Methods for evaluating SCH via gel-based methods used the following buffer conditions to emulate the FP assay: 50 mM sodium-HEPES, 10 mM MgCl2, 1 mg ml−1 BSA, 10% DMSO, 0.01% Tween-20. Sfp and hPPTase were used at top final concentrations of 50 nM, and top final concentration of SCH-202676 at 100 μM. PPTase samples were prepared in 1.43 × reaction buffer with or without 1 mM DTT, and 14 μl of PPTase mixture was added to 2 μl SCH in DMSO or a DMSO blank. Samples were incubated for 10 min at room temperature, followed by addition of 4 μl substrate mix (25 μM rhodamine-CoA and 50 μM CP) to initiate the reaction. PPTases were also evaluated following desalting to removal residual DTT from protein purification by desalting into respective lysis buffers without DTT/DNAse/RNase/lysozyme using a PD-10 desalting column (GE Healthcare BioSciences). Reactions were incubated for 30 min at room temperature, then prepared immediately for electrophoresis with Urea-PAGE (20% polyacrylamide) by the addition of 5 μl of 5 × loading dye and loading 12.5 μl of the mixture and running the gel for 2 h at 160 V. Gels were imaged directly after electrophoresis without fixing for all BSA-containing VibB (Supplementary Figure 12) and ActACP (Supplementary Figure 13), and after fixing for reactions without BSA containing both VibB and ActACP (Supplementary Figure 14).
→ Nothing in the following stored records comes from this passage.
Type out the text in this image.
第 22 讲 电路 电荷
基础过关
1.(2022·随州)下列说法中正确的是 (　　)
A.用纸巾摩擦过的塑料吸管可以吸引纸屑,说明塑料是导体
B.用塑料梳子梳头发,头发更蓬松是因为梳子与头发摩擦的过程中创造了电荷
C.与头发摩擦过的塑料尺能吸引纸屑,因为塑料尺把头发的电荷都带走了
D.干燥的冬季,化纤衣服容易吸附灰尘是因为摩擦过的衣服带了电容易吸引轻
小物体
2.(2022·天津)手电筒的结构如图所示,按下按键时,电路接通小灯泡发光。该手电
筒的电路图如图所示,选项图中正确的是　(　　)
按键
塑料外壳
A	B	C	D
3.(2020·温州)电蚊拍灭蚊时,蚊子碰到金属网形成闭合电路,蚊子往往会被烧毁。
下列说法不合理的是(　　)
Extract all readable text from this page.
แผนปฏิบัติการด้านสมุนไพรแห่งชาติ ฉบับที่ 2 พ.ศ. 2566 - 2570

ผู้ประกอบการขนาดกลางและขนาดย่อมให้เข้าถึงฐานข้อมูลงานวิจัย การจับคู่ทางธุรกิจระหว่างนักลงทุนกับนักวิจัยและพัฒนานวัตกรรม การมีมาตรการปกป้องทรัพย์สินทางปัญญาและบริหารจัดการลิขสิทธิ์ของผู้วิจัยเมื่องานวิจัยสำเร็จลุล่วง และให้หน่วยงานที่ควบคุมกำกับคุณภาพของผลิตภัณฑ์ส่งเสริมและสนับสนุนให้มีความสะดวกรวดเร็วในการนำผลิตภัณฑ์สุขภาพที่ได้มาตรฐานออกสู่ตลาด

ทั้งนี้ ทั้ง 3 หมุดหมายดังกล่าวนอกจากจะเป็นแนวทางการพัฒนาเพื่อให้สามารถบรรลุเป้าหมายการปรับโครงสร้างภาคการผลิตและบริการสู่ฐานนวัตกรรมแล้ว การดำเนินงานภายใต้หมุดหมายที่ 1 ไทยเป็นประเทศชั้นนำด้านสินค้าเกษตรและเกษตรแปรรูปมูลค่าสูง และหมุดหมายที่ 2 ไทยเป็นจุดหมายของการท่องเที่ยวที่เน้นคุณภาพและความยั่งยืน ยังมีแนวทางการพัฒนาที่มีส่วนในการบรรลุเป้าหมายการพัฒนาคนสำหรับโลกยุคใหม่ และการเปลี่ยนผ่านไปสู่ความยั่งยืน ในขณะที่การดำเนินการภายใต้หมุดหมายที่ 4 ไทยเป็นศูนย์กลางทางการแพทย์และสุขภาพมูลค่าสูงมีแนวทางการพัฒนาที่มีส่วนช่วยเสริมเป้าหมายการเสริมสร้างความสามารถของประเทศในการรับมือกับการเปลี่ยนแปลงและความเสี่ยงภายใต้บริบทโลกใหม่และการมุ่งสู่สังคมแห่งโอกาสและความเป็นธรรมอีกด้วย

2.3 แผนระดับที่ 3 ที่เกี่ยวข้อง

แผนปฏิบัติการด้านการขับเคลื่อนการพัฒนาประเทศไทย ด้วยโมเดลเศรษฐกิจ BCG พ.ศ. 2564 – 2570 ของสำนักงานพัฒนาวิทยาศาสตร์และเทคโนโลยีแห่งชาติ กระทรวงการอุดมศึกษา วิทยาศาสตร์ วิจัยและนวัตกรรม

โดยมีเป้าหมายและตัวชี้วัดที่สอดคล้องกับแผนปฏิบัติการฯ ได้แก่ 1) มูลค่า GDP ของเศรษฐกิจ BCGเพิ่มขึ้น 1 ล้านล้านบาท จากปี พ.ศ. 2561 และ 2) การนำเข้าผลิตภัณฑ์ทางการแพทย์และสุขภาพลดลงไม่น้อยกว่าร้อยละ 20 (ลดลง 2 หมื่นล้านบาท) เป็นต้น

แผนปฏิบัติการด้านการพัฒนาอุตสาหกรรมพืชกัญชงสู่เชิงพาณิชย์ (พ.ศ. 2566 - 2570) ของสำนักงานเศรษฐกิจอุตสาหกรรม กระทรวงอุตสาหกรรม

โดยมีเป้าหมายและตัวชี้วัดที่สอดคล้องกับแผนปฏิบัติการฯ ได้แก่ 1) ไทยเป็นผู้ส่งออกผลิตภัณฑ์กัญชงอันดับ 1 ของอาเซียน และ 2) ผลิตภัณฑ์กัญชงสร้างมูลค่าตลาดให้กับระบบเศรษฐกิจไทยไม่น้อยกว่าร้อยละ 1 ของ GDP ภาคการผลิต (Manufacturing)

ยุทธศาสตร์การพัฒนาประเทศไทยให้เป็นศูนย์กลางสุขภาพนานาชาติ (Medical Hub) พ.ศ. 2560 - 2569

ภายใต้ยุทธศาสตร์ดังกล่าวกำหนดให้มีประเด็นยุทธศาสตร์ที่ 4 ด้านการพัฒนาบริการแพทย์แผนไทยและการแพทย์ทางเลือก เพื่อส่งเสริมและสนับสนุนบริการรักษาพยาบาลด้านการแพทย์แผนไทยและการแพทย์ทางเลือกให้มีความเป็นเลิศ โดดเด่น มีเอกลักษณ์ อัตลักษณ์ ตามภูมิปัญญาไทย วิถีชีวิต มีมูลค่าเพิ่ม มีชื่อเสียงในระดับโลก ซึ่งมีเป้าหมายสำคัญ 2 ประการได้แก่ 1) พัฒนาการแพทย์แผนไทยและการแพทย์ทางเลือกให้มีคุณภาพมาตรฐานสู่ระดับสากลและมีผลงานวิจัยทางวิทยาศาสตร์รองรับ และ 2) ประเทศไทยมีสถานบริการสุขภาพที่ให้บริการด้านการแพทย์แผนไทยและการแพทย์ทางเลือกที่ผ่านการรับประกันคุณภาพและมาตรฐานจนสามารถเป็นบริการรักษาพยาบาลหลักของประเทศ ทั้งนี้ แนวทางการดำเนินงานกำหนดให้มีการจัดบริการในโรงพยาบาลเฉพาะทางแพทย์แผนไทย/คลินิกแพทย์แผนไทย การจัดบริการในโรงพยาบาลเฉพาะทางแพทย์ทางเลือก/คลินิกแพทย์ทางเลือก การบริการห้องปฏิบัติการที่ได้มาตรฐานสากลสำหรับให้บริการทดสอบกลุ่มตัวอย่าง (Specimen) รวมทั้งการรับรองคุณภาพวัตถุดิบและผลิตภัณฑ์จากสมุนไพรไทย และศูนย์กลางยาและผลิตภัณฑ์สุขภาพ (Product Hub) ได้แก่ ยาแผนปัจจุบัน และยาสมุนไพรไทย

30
Possible thiol-reactivity was also evaluated for SCH-202676 by HPLC coupled with ESI-MS analysis. SCH-202676 was prepared at a volume of 20 μl at 200 μM in DMSO discretely, as well as with either 200 μM L-cys or 200 μM DTT. Samples were diluted with milliQ water to give the desired compound concentrations, as well as a final DMSO concentration of 30%. Samples were incubated at room temperature for 3 h, subjected to HPLC/ESI-MS analysis (Supplementary Figure 15), and compared with DTT and L-cys controls (Supplementary Figure 16).